Bayes’ theorem shows us why we need to factor this information into our predictions, something which might almost seem more common sense than complex statistics. It is an extremely simple yet powerful proposition which has found its way into many areas of modern thinking, from physics to philosophy.
Unfortunately, it’s also something that’s woefully misunderstood. In one study in 2013, researchers asked 5000 qualified doctors to give the probability that a patient had cancer, given that they received a positive result on a 90% accurate test, and the disease was found in 1% of the population. Even when presented with a multiple-choice answer, only a quarter of the participants identified the correct answer of “around 1/10”.
It doesn’t just affect the medical profession either. In a number of high-profile court cases, prosecutors have grossly miscalculated the probabilities of two events occurring, such as an innocent person’s DNA matching that found at the crime scene, leading to a host of wrongful convictions.
The “prosecutors’ fallacy” lies in assuming the probability of A given B is equal to B given A, ignoring Bayes’ rule. In one tragic case, solicitor Sally Clark was convicted for murdering her two sons after an expert witness falsely claimed that the chances of both her children dying of sudden infant death syndrome (SIDS) was 1 in 73 million. This statistic failed to take into account the prior probability that someone is a double murderer, and a number of other considerations such as genetic or environmental factors linked to SIDS. Thankfully, re-examination of flawed statistical evidence led to the conviction being overturned three years later.

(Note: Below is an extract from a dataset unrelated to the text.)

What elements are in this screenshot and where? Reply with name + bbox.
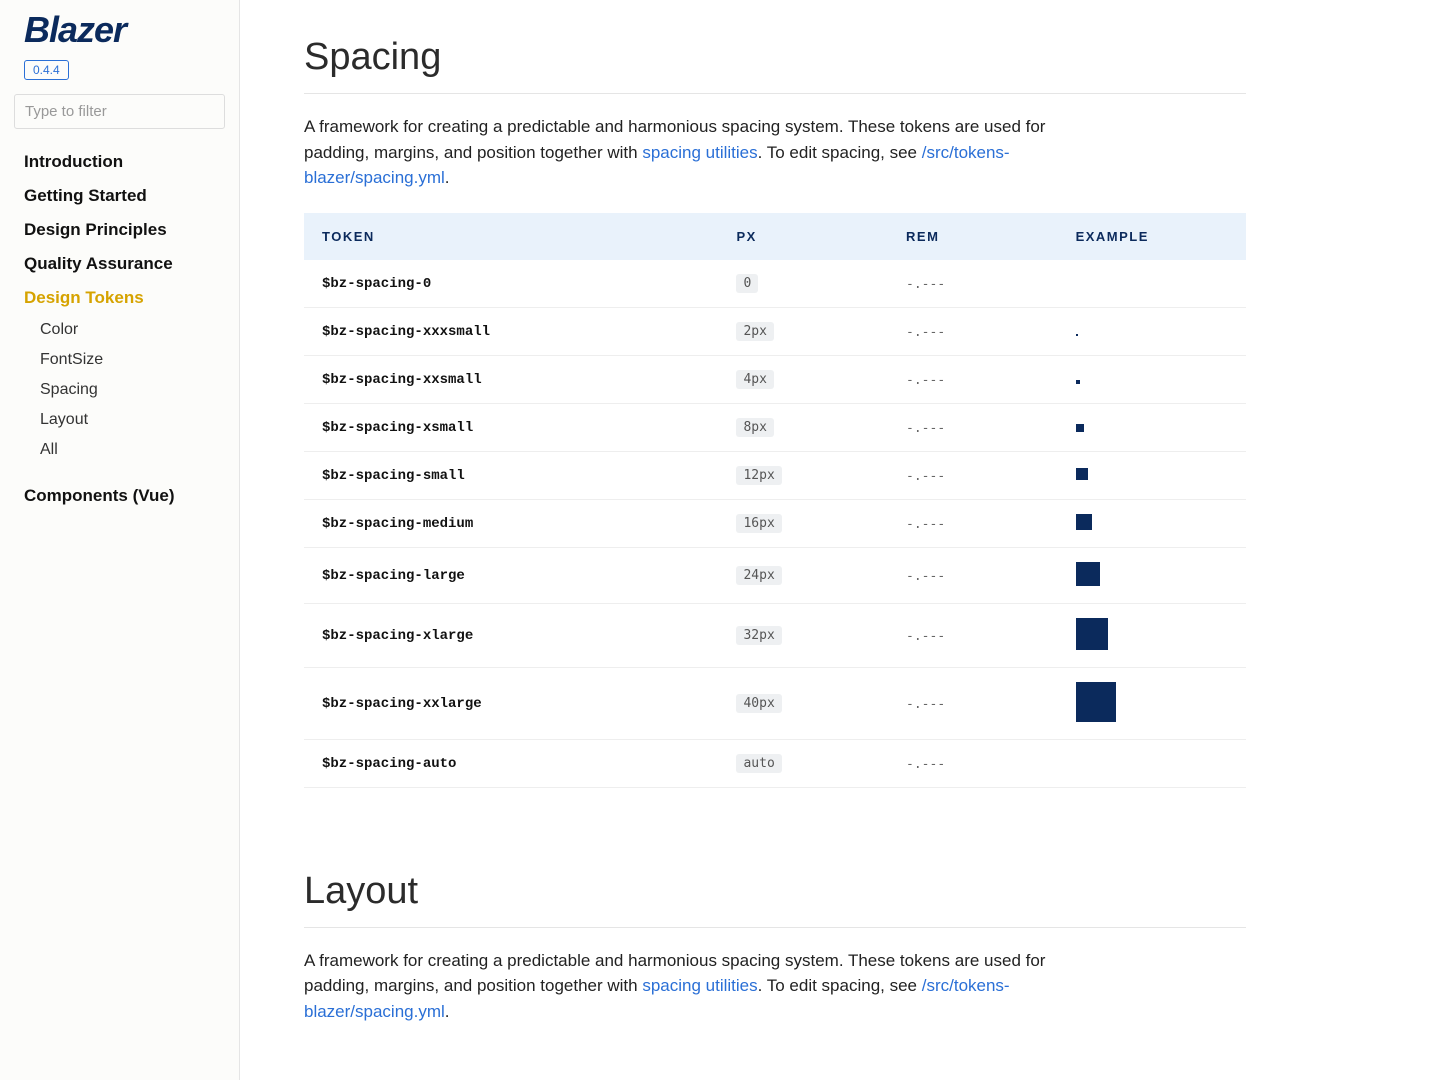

Going back now to COVID testing, what do these results say about the reliability of LFTs? First, it’s essential to consider your prior probability: as the disease becomes rarer, a positive result carries a greater chance of being false. This doesn’t mean that rapid testing becomes ineffective as case numbers fall – after all, they’re still detecting cases that would be otherwise missed – just that we should be more aware of false positives and how to handle them.
Extrapolating Bayes’ theorem also proves why taking a second test is so important if you get a positive result the first time round. In the earlier hypothetical scenario, given that the probability of you having disease was updated to 9% after the first positive result, the chance that you are COVID-positive after receiving a second positive test result is over 90%.
Ultimately, it’s useful to remember that the numbers are not always as they seem. Rapid lateral flow testing remains a powerful tool to control contagious disease, but as Bayes has shown, to obtain the strongest conclusions you have to consider all the evidence.